The economic crisis has hit young people particularly hard and more young people face increasing difficulties in setting their foothold into the labour market. Against this context, there is a broad consensus today among policy-makers, social partners and experts that apprenticeships can be an efficient solution to some of the present labour market imbalances and benefit both learners and employers.

By combining study and work, apprenticeships and work-based learning (WBL) can offer them an opportunity to acquire work experience while enhancing skills in close alignment with employer requirements. Because of their inherent relevance for the labour market, apprenticeships and work-based learning can help to reduce skills mismatch and ease transition from education to work.
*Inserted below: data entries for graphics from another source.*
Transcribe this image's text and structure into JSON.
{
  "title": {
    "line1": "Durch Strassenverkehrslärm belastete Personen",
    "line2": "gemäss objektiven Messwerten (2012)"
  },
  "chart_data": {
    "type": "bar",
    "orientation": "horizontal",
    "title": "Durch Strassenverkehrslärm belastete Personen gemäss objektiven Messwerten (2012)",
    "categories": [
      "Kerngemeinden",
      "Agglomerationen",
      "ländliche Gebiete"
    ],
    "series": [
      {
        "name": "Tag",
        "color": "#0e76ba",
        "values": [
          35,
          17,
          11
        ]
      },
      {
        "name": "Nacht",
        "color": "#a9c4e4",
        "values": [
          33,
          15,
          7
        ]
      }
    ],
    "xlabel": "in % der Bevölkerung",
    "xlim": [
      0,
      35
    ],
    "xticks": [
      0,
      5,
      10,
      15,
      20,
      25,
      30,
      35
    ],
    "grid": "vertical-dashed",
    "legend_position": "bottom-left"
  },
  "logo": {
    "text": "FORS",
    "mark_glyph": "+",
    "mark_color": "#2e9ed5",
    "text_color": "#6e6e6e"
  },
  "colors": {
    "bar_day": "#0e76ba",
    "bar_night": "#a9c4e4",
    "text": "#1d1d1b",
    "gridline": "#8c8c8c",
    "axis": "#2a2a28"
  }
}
Promoting alternate learning and work has been one of the key policy tools of the European policy agenda for youth employment from the Bruges Communiqué (7 December 2010) through the Council recommendation on establishing a Youth guarantee (22 April 2013) to the Council Declaration on the European Alliance for Apprenticeships (15 October 2013).
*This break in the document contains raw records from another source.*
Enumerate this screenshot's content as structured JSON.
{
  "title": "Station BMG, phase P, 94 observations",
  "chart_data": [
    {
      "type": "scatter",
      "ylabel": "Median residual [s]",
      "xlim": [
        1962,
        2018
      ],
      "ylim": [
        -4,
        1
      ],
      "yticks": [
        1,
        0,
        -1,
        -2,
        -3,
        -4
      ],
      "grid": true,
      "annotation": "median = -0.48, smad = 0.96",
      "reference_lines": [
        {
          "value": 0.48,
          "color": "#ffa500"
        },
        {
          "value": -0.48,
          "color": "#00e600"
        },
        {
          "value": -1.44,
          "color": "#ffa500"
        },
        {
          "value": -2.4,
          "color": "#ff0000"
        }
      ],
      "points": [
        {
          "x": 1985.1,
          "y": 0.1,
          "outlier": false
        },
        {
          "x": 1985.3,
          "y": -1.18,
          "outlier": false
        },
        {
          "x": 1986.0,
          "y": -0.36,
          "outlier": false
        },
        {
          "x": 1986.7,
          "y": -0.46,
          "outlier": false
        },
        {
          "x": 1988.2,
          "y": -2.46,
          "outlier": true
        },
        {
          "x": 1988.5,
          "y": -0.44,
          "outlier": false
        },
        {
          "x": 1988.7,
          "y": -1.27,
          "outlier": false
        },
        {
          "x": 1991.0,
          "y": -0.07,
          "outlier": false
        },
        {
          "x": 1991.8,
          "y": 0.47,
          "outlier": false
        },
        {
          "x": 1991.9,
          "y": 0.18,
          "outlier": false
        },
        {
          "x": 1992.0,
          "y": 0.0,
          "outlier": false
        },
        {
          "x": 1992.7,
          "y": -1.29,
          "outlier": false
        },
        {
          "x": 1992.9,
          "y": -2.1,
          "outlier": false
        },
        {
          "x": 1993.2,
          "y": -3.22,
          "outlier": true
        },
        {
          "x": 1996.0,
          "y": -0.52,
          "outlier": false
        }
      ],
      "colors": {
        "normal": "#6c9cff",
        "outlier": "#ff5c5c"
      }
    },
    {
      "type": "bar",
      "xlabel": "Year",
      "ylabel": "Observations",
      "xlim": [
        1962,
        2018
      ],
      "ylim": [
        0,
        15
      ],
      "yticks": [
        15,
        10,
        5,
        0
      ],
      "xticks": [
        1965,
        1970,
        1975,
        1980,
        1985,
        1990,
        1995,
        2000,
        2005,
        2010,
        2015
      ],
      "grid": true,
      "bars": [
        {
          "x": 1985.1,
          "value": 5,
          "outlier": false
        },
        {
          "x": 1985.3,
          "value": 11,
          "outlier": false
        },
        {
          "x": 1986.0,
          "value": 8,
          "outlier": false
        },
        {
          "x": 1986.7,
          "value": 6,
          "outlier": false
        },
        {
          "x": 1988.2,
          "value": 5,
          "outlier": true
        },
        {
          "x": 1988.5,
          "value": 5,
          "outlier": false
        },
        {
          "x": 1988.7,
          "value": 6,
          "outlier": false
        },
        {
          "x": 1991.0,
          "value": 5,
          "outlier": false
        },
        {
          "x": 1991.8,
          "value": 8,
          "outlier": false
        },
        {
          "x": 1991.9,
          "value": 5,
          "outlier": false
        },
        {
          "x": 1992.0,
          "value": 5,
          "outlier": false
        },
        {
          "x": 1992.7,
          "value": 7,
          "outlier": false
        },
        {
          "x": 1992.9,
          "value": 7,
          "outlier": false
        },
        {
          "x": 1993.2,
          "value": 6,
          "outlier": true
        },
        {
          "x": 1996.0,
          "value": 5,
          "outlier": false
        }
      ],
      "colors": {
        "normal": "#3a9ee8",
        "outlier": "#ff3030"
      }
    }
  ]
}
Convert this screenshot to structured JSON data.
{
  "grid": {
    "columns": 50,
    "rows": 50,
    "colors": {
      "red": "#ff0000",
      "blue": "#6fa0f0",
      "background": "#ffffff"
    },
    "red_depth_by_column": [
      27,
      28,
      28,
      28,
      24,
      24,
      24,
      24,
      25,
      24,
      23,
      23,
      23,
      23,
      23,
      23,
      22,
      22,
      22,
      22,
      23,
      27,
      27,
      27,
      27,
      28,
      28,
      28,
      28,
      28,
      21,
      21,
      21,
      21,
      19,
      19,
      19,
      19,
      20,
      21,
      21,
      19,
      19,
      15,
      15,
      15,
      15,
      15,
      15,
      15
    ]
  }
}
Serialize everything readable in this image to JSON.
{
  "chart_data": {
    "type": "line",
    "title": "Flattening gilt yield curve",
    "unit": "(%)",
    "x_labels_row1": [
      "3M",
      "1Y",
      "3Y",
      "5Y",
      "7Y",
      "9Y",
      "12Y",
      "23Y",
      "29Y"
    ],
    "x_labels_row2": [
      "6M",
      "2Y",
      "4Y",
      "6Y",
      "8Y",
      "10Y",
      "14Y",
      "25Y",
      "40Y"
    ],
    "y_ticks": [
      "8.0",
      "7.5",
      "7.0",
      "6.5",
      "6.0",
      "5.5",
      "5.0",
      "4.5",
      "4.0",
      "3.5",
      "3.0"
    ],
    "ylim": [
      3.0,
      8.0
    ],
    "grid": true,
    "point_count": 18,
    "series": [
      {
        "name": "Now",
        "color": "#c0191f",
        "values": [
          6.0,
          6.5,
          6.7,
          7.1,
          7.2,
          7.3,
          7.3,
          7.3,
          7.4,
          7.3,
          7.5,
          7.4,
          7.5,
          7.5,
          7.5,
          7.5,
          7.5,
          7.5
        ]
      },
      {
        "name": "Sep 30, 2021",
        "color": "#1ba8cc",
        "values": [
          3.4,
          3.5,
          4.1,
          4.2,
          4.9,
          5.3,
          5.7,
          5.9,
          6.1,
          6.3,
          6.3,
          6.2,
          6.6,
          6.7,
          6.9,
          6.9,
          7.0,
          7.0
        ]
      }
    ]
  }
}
Cedefop supports the European alliance for apprenticeships (EAfA) through a range of complementary activities aimed at assessing the potential of apprenticeship and work-based learning (WBL) in different contexts. It supports Member States, social partners and other vocational education and training (VET) stakeholders in developing quality apprenticeships.

The Thematic focus on Apprenticeships and work-based learning structured programmes complements the information provided in VET in Europe country reports and through VET policy reporting. It offers detailed information for comparative analyses and helps understanding the specific features of apprenticeships and WBL programmes in each Member State, Iceland and Norway, in relation to policy challenges identified at the EU level, such as:

  • support for companies, in particular SMEs, offering company placements;
  • programme attractiveness and career guidance;
  • national governance, regulatory framework and social partners’ involvement; and
  • quality assurance.

It also identifies the main strengths and weaknesses of these schemes/programmes in each country.
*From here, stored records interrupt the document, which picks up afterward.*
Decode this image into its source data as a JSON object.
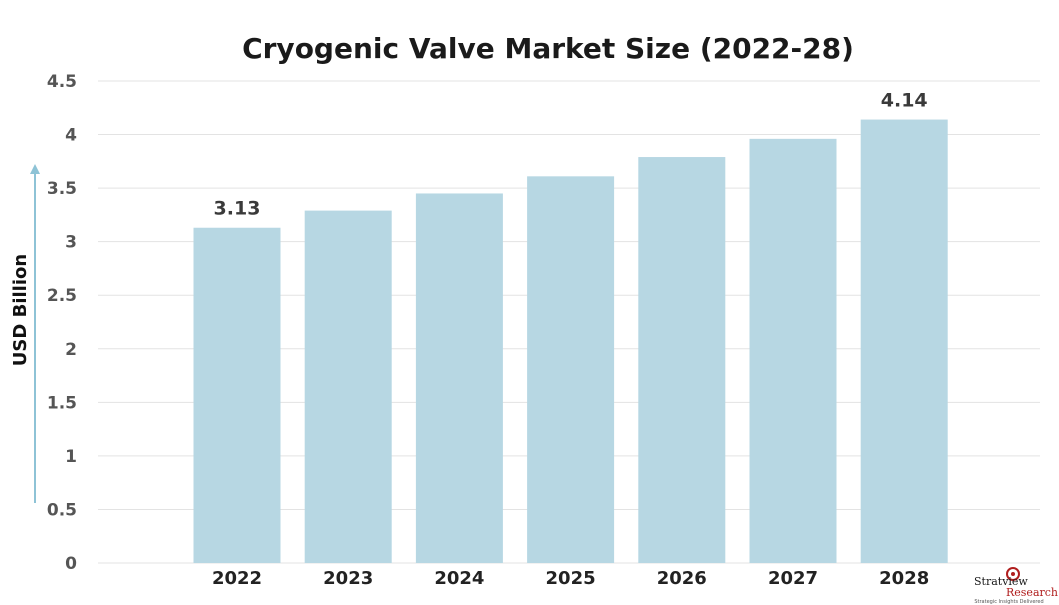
{
  "chart_data": {
    "type": "bar",
    "title": "Cryogenic Valve Market Size (2022-28)",
    "xlabel": "",
    "ylabel": "USD Billion",
    "ylim": [
      0,
      4.5
    ],
    "yticks": [
      "0",
      "0.5",
      "1",
      "1.5",
      "2",
      "2.5",
      "3",
      "3.5",
      "4",
      "4.5"
    ],
    "categories": [
      "2022",
      "2023",
      "2024",
      "2025",
      "2026",
      "2027",
      "2028"
    ],
    "values": [
      3.13,
      3.29,
      3.45,
      3.61,
      3.79,
      3.96,
      4.14
    ],
    "data_labels": [
      "3.13",
      "",
      "",
      "",
      "",
      "",
      "4.14"
    ],
    "grid": true,
    "colors": {
      "bar": "#b7d7e3",
      "grid": "#e3e3e3",
      "axis_arrow": "#8ec3d6"
    }
  },
  "watermark": {
    "name": "Stratview",
    "sub": "Research",
    "tagline": "Strategic Insights Delivered"
  }
}
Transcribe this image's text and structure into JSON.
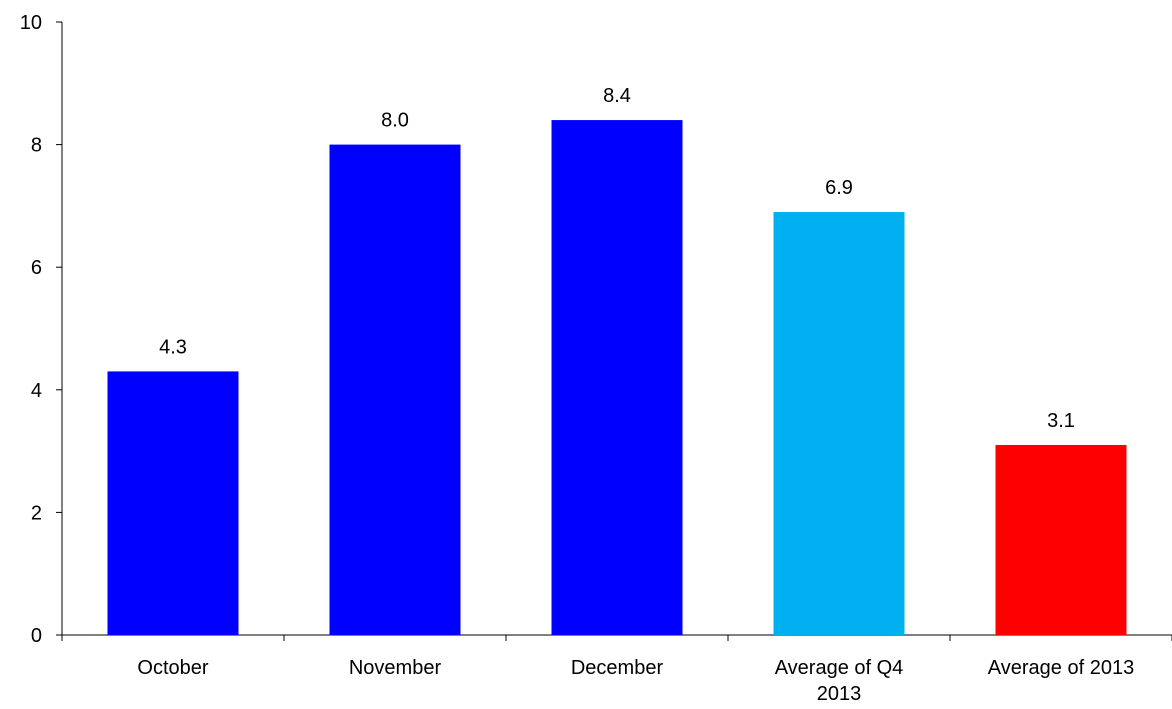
{
  "chart_data": {
    "type": "bar",
    "categories": [
      [
        "October"
      ],
      [
        "November"
      ],
      [
        "December"
      ],
      [
        "Average of Q4",
        "2013"
      ],
      [
        "Average of 2013"
      ]
    ],
    "values": [
      4.3,
      8.0,
      8.4,
      6.9,
      3.1
    ],
    "value_labels": [
      "4.3",
      "8.0",
      "8.4",
      "6.9",
      "3.1"
    ],
    "bar_colors": [
      "#0000FF",
      "#0000FF",
      "#0000FF",
      "#00B0F0",
      "#FF0000"
    ],
    "ylim": [
      0,
      10
    ],
    "yticks": [
      "0",
      "2",
      "4",
      "6",
      "8",
      "10"
    ],
    "title": "",
    "xlabel": "",
    "ylabel": "",
    "grid": false,
    "legend": "none"
  }
}
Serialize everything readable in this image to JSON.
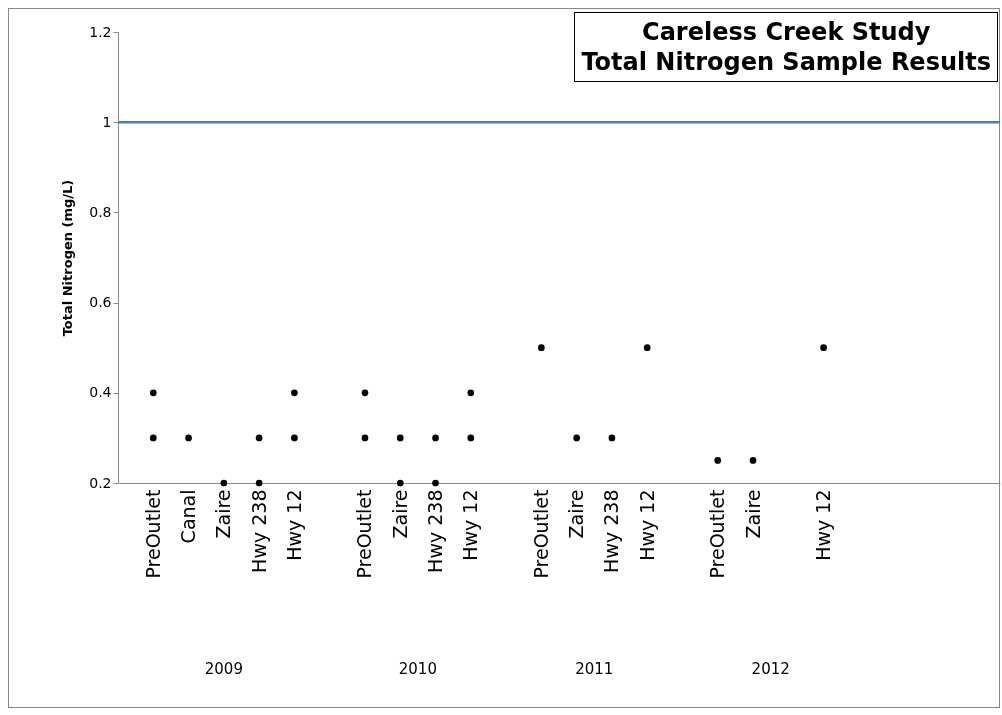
{
  "chart_data": {
    "type": "scatter",
    "title": "Careless Creek Study\nTotal Nitrogen Sample Results",
    "ylabel": "Total Nitrogen (mg/L)",
    "categories": [
      null,
      "PreOutlet",
      "Canal",
      "Zaire",
      "Hwy 238",
      "Hwy 12",
      null,
      "PreOutlet",
      "Zaire",
      "Hwy 238",
      "Hwy 12",
      null,
      "PreOutlet",
      "Zaire",
      "Hwy 238",
      "Hwy 12",
      null,
      "PreOutlet",
      "Zaire",
      null,
      "Hwy 12",
      null,
      null,
      null,
      null,
      null
    ],
    "series": [
      {
        "color": "#000000",
        "values": [
          null,
          0.4,
          0.3,
          0.2,
          0.3,
          0.4,
          null,
          0.4,
          0.3,
          0.3,
          0.4,
          null,
          0.5,
          0.3,
          0.3,
          0.5,
          null,
          0.25,
          0.25,
          null,
          0.5,
          null,
          null,
          null,
          null,
          null
        ]
      },
      {
        "color": "#000000",
        "values": [
          null,
          0.3,
          null,
          null,
          0.2,
          0.3,
          null,
          0.3,
          0.2,
          0.2,
          0.3,
          null,
          null,
          null,
          null,
          null,
          null,
          null,
          null,
          null,
          null,
          null,
          null,
          null,
          null,
          null
        ]
      }
    ],
    "annotations": [
      "2009",
      "2010",
      "2011",
      "2012"
    ],
    "ref_lines": [
      {
        "axis": "y",
        "value": 1,
        "color": "#4a7ebb"
      }
    ],
    "ylim": [
      0.2,
      1.2
    ],
    "yticks": [
      0.2,
      0.4,
      0.6,
      0.8,
      1,
      1.2
    ],
    "marker": "circle"
  }
}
Prepared in cooperation with ReferNet partners, this Thematic focus feeds into Cedefop’s activities relating to apprenticeships, in particular its support to the European Alliance for apprenticeships (EAfA). It has informed Cedefop’s expert input to the ET 2020 thematic working group on VET, which focuses on apprenticeships and WBL. It has also provided information for Thematic country reviews on apprenticeships piloted by Cedefop in Malta and Lithuania in 2014/15. Such Apprenticeships reviews, carried out in cooperation with volunteer countries (2015/16: Greece, Italy and Slovenia), will gradually expand the knowledge on apprenticeship across Europe.